Nimrud tient une place particulière dans la vie de Max Mallowan, depuis ses premières visites sur le site avant la seconde guerre mondiale jusqu'à la fin de sa carrière.

Premières visites à Nimrud

La première visite de Max Mallowan à Nimrud remonte à 1926, après sa saison de fouilles à Ur. Il y retourna avec Agatha Christie en 1931, lors d’une journée de relâche alors qu’il fouillait à Ninive. Dans son autobiographie, Agatha Christie se remémore leur visite sur l’acropole, parmi les vestiges monumentaux partiellement enfouis.

Dès cette période, Max Mallowan émit le souhait d’un jour pouvoir fouiller sur le site. Quand il revint en Irak après la seconde guerre mondiale, c’est de nouveau vers Nimrud que son attention se porta. Sa nouvelle position académique et scientifique lui permettait désormais de proposer un nouveau chantier sur ce tell, presque un siècle après son inventeur Austen Henry Layard.

1949-1958 : dix ans de fouilles

Max Mallowan obtint les autorisations et le financement nécessaires à son projet et les fouilles débutèrent ainsi en 1949. La première saison fut prometteuse et les campagnes s’enchaînèrent. Les découvertes étaient spectaculaires. Cependant, Agatha Christie tomba malade en 1957 et Max Mallowan décida d’arrêter le terrain l’année suivante.
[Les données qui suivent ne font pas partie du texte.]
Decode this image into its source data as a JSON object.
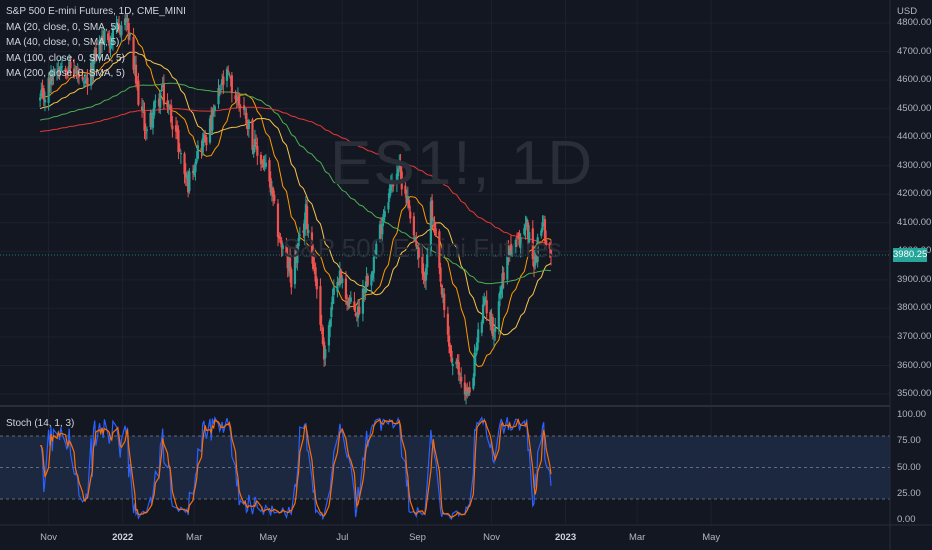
{
  "legend": {
    "title": "S&P 500 E-mini Futures, 1D, CME_MINI",
    "ma20": "MA (20, close, 0, SMA, 5)",
    "ma40": "MA (40, close, 0, SMA, 5)",
    "ma100": "MA (100, close, 0, SMA, 5)",
    "ma200": "MA (200, close, 0, SMA, 5)"
  },
  "watermark": {
    "symbol": "ES1!, 1D",
    "name": "S&P 500 E-mini Futures"
  },
  "currency": "USD",
  "last_price": "3980.25",
  "stoch_label": "Stoch (14, 1, 3)",
  "price_axis": [
    "4800.00",
    "4700.00",
    "4600.00",
    "4500.00",
    "4400.00",
    "4300.00",
    "4200.00",
    "4100.00",
    "4000.00",
    "3900.00",
    "3800.00",
    "3700.00",
    "3600.00",
    "3500.00"
  ],
  "stoch_axis": [
    "100.00",
    "75.00",
    "50.00",
    "25.00",
    "0.00"
  ],
  "time_axis": [
    "Nov",
    "2022",
    "Mar",
    "May",
    "Jul",
    "Sep",
    "Nov",
    "2023",
    "Mar",
    "May"
  ],
  "colors": {
    "up": "#26a69a",
    "down": "#ef5350",
    "ma20": "#ff9800",
    "ma40": "#f7c44c",
    "ma100": "#4caf50",
    "ma200": "#e53935",
    "k": "#2962ff",
    "d": "#ff6d00",
    "band": "#1e2a45"
  },
  "chart_data": {
    "type": "candlestick",
    "symbol": "S&P 500 E-mini Futures",
    "interval": "1D",
    "ylim": [
      3450,
      4820
    ],
    "x_ticks": [
      "Nov",
      "2022",
      "Mar",
      "May",
      "Jul",
      "Sep",
      "Nov",
      "2023",
      "Mar",
      "May"
    ],
    "last_price": 3980.25,
    "close_anchors": [
      {
        "date": "2021-10-25",
        "close": 4540
      },
      {
        "date": "2021-11-15",
        "close": 4680
      },
      {
        "date": "2021-11-30",
        "close": 4560
      },
      {
        "date": "2021-12-10",
        "close": 4700
      },
      {
        "date": "2021-12-27",
        "close": 4780
      },
      {
        "date": "2022-01-04",
        "close": 4790
      },
      {
        "date": "2022-01-21",
        "close": 4400
      },
      {
        "date": "2022-02-02",
        "close": 4580
      },
      {
        "date": "2022-02-24",
        "close": 4250
      },
      {
        "date": "2022-03-29",
        "close": 4620
      },
      {
        "date": "2022-04-28",
        "close": 4290
      },
      {
        "date": "2022-05-20",
        "close": 3890
      },
      {
        "date": "2022-06-01",
        "close": 4150
      },
      {
        "date": "2022-06-16",
        "close": 3660
      },
      {
        "date": "2022-06-27",
        "close": 3910
      },
      {
        "date": "2022-07-14",
        "close": 3780
      },
      {
        "date": "2022-08-16",
        "close": 4320
      },
      {
        "date": "2022-09-06",
        "close": 3900
      },
      {
        "date": "2022-09-12",
        "close": 4130
      },
      {
        "date": "2022-09-30",
        "close": 3590
      },
      {
        "date": "2022-10-13",
        "close": 3510
      },
      {
        "date": "2022-10-27",
        "close": 3820
      },
      {
        "date": "2022-11-03",
        "close": 3740
      },
      {
        "date": "2022-11-15",
        "close": 4000
      },
      {
        "date": "2022-11-30",
        "close": 4080
      },
      {
        "date": "2022-12-05",
        "close": 3960
      },
      {
        "date": "2022-12-13",
        "close": 4110
      },
      {
        "date": "2022-12-20",
        "close": 3980
      }
    ],
    "series": [
      {
        "name": "MA (20, close, 0, SMA, 5)",
        "period": 20
      },
      {
        "name": "MA (40, close, 0, SMA, 5)",
        "period": 40
      },
      {
        "name": "MA (100, close, 0, SMA, 5)",
        "period": 100
      },
      {
        "name": "MA (200, close, 0, SMA, 5)",
        "period": 200
      }
    ],
    "stochastic": {
      "name": "Stoch (14, 1, 3)",
      "k_period": 14,
      "smooth": 1,
      "d_period": 3,
      "ylim": [
        0,
        100
      ],
      "bands": [
        20,
        80
      ]
    }
  }
}
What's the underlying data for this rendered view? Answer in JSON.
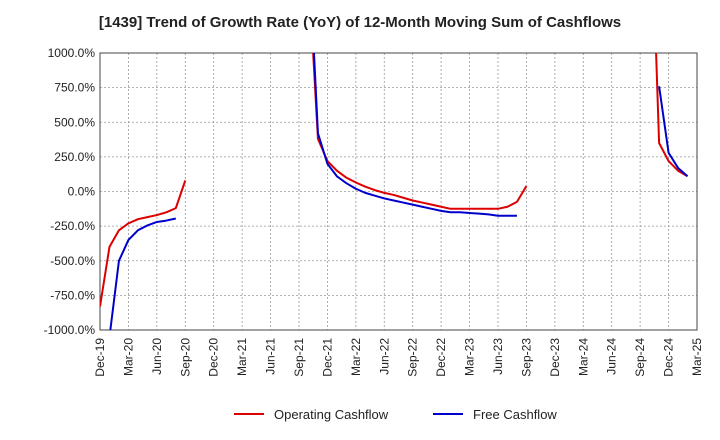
{
  "chart_data": {
    "type": "line",
    "title": "[1439]  Trend of Growth Rate (YoY) of 12-Month Moving Sum of Cashflows",
    "xlabel": "",
    "ylabel": "",
    "x_tick_labels": [
      "Dec-19",
      "Mar-20",
      "Jun-20",
      "Sep-20",
      "Dec-20",
      "Mar-21",
      "Jun-21",
      "Sep-21",
      "Dec-21",
      "Mar-22",
      "Jun-22",
      "Sep-22",
      "Dec-22",
      "Mar-23",
      "Jun-23",
      "Sep-23",
      "Dec-23",
      "Mar-24",
      "Jun-24",
      "Sep-24",
      "Dec-24",
      "Mar-25"
    ],
    "y_tick_labels": [
      "1000.0%",
      "750.0%",
      "500.0%",
      "250.0%",
      "0.0%",
      "-250.0%",
      "-500.0%",
      "-750.0%",
      "-1000.0%"
    ],
    "y_ticks": [
      1000,
      750,
      500,
      250,
      0,
      -250,
      -500,
      -750,
      -1000
    ],
    "ylim": [
      -1000,
      1000
    ],
    "x_range_months": [
      0,
      63
    ],
    "grid": true,
    "legend_position": "bottom-center",
    "series": [
      {
        "name": "Operating Cashflow",
        "color": "#dd0000",
        "points": [
          [
            0,
            -830
          ],
          [
            1,
            -400
          ],
          [
            2,
            -280
          ],
          [
            3,
            -230
          ],
          [
            4,
            -200
          ],
          [
            5,
            -185
          ],
          [
            6,
            -170
          ],
          [
            7,
            -150
          ],
          [
            8,
            -120
          ],
          [
            9,
            80
          ],
          [
            22,
            1600
          ],
          [
            23,
            380
          ],
          [
            24,
            220
          ],
          [
            25,
            150
          ],
          [
            26,
            100
          ],
          [
            27,
            65
          ],
          [
            28,
            35
          ],
          [
            29,
            10
          ],
          [
            30,
            -10
          ],
          [
            31,
            -25
          ],
          [
            32,
            -45
          ],
          [
            33,
            -65
          ],
          [
            34,
            -80
          ],
          [
            35,
            -95
          ],
          [
            36,
            -110
          ],
          [
            37,
            -125
          ],
          [
            38,
            -125
          ],
          [
            39,
            -125
          ],
          [
            40,
            -125
          ],
          [
            41,
            -125
          ],
          [
            42,
            -125
          ],
          [
            43,
            -110
          ],
          [
            44,
            -75
          ],
          [
            45,
            40
          ],
          [
            58,
            2400
          ],
          [
            59,
            350
          ],
          [
            60,
            220
          ],
          [
            61,
            150
          ],
          [
            62,
            110
          ]
        ]
      },
      {
        "name": "Free Cashflow",
        "color": "#0000cc",
        "points": [
          [
            1,
            -1050
          ],
          [
            2,
            -500
          ],
          [
            3,
            -350
          ],
          [
            4,
            -280
          ],
          [
            5,
            -245
          ],
          [
            6,
            -220
          ],
          [
            7,
            -210
          ],
          [
            8,
            -195
          ],
          [
            22,
            1800
          ],
          [
            23,
            420
          ],
          [
            24,
            200
          ],
          [
            25,
            110
          ],
          [
            26,
            60
          ],
          [
            27,
            20
          ],
          [
            28,
            -10
          ],
          [
            29,
            -30
          ],
          [
            30,
            -50
          ],
          [
            31,
            -65
          ],
          [
            32,
            -80
          ],
          [
            33,
            -95
          ],
          [
            34,
            -110
          ],
          [
            35,
            -125
          ],
          [
            36,
            -140
          ],
          [
            37,
            -150
          ],
          [
            38,
            -150
          ],
          [
            39,
            -155
          ],
          [
            40,
            -160
          ],
          [
            41,
            -165
          ],
          [
            42,
            -175
          ],
          [
            43,
            -175
          ],
          [
            44,
            -175
          ],
          [
            59,
            760
          ],
          [
            60,
            280
          ],
          [
            61,
            170
          ],
          [
            62,
            110
          ]
        ]
      }
    ]
  }
}
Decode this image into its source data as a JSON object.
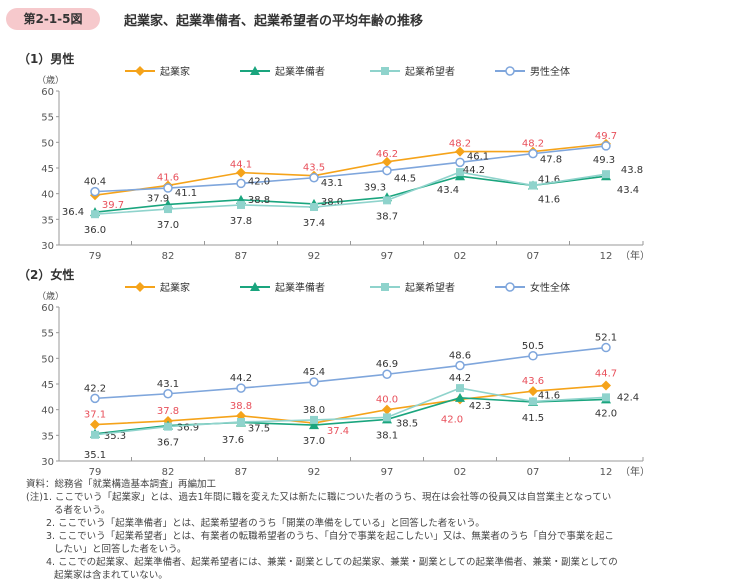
{
  "header": {
    "figure_no": "第2-1-5図",
    "title": "起業家、起業準備者、起業希望者の平均年齢の推移"
  },
  "chart_data": [
    {
      "type": "line",
      "title": "（1）男性",
      "ylabel": "（歳）",
      "xlabel": "（年）",
      "categories": [
        "79",
        "82",
        "87",
        "92",
        "97",
        "02",
        "07",
        "12"
      ],
      "ylim": [
        30,
        60
      ],
      "yticks": [
        30,
        35,
        40,
        45,
        50,
        55,
        60
      ],
      "grid": false,
      "legend": "top",
      "series": [
        {
          "name": "起業家",
          "color": "#f5a31a",
          "label_color": "#e8505b",
          "marker": "diamond",
          "values": [
            39.7,
            41.6,
            44.1,
            43.5,
            46.2,
            48.2,
            48.2,
            49.7
          ]
        },
        {
          "name": "起業準備者",
          "color": "#1aa57e",
          "label_color": "#333333",
          "marker": "triangle",
          "values": [
            36.4,
            37.9,
            38.8,
            38.0,
            39.3,
            43.4,
            41.6,
            43.4
          ]
        },
        {
          "name": "起業希望者",
          "color": "#8fd3cc",
          "label_color": "#333333",
          "marker": "square",
          "values": [
            36.0,
            37.0,
            37.8,
            37.4,
            38.7,
            44.2,
            41.6,
            43.8
          ]
        },
        {
          "name": "男性全体",
          "color": "#7fa6dc",
          "label_color": "#333333",
          "marker": "circle",
          "values": [
            40.4,
            41.1,
            42.0,
            43.1,
            44.5,
            46.1,
            47.8,
            49.3
          ]
        }
      ]
    },
    {
      "type": "line",
      "title": "（2）女性",
      "ylabel": "（歳）",
      "xlabel": "（年）",
      "categories": [
        "79",
        "82",
        "87",
        "92",
        "97",
        "02",
        "07",
        "12"
      ],
      "ylim": [
        30,
        60
      ],
      "yticks": [
        30,
        35,
        40,
        45,
        50,
        55,
        60
      ],
      "grid": false,
      "legend": "top",
      "series": [
        {
          "name": "起業家",
          "color": "#f5a31a",
          "label_color": "#e8505b",
          "marker": "diamond",
          "values": [
            37.1,
            37.8,
            38.8,
            37.4,
            40.0,
            42.0,
            43.6,
            44.7
          ]
        },
        {
          "name": "起業準備者",
          "color": "#1aa57e",
          "label_color": "#333333",
          "marker": "triangle",
          "values": [
            35.3,
            36.9,
            37.5,
            37.0,
            38.1,
            42.3,
            41.5,
            42.0
          ]
        },
        {
          "name": "起業希望者",
          "color": "#8fd3cc",
          "label_color": "#333333",
          "marker": "square",
          "values": [
            35.1,
            36.7,
            37.6,
            38.0,
            38.5,
            44.2,
            41.6,
            42.4
          ]
        },
        {
          "name": "女性全体",
          "color": "#7fa6dc",
          "label_color": "#333333",
          "marker": "circle",
          "values": [
            42.2,
            43.1,
            44.2,
            45.4,
            46.9,
            48.6,
            50.5,
            52.1
          ]
        }
      ]
    }
  ],
  "notes": {
    "source": "資料：総務省「就業構造基本調査」再編加工",
    "n1a": "(注)1. ここでいう「起業家」とは、過去1年間に職を変えた又は新たに職についた者のうち、現在は会社等の役員又は自営業主となってい",
    "n1b": "る者をいう。",
    "n2": "2. ここでいう「起業準備者」とは、起業希望者のうち「開業の準備をしている」と回答した者をいう。",
    "n3a": "3. ここでいう「起業希望者」とは、有業者の転職希望者のうち、「自分で事業を起こしたい」又は、無業者のうち「自分で事業を起こ",
    "n3b": "したい」と回答した者をいう。",
    "n4a": "4. ここでの起業家、起業準備者、起業希望者には、兼業・副業としての起業家、兼業・副業としての起業準備者、兼業・副業としての",
    "n4b": "起業家は含まれていない。"
  }
}
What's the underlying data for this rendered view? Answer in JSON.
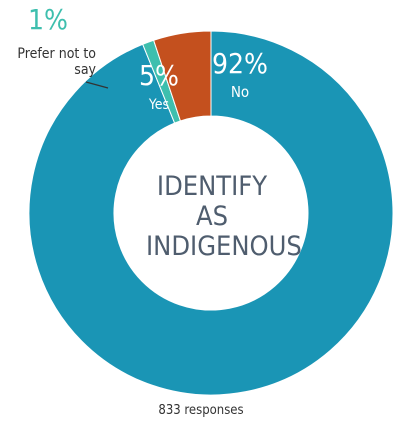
{
  "chart_data": {
    "type": "donut",
    "title": "IDENTIFY AS INDIGENOUS",
    "footnote": "833 responses",
    "categories": [
      "No",
      "Prefer not to say",
      "Yes"
    ],
    "values": [
      92,
      1,
      5
    ],
    "value_labels": [
      "92%",
      "1%",
      "5%"
    ],
    "colors": [
      "#1a95b5",
      "#3ebfae",
      "#c4501e"
    ]
  }
}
La direction du chantier revint alors à l’archéologue David Oates, qui poursuivit l’exploration du site jusqu’en 1963.

Nimrud and its remains

Pendant les années suivantes, Max Mallowan étudia les résultats de son travail à Nimrud et en prépara une synthèse en deux volumes, accompagnés d’un volume de planches : Nimrud and its remains, publiée en 1966. Le titre même de cet ouvrage rappelait celui de la fameuse publication d’Austen Henry Layard Nineveh and its remains (Londres 1849) et inscrivait résolument l’œuvre de Max Mallowan dans la continuité des grands découvreurs britanniques de l’Assyrie.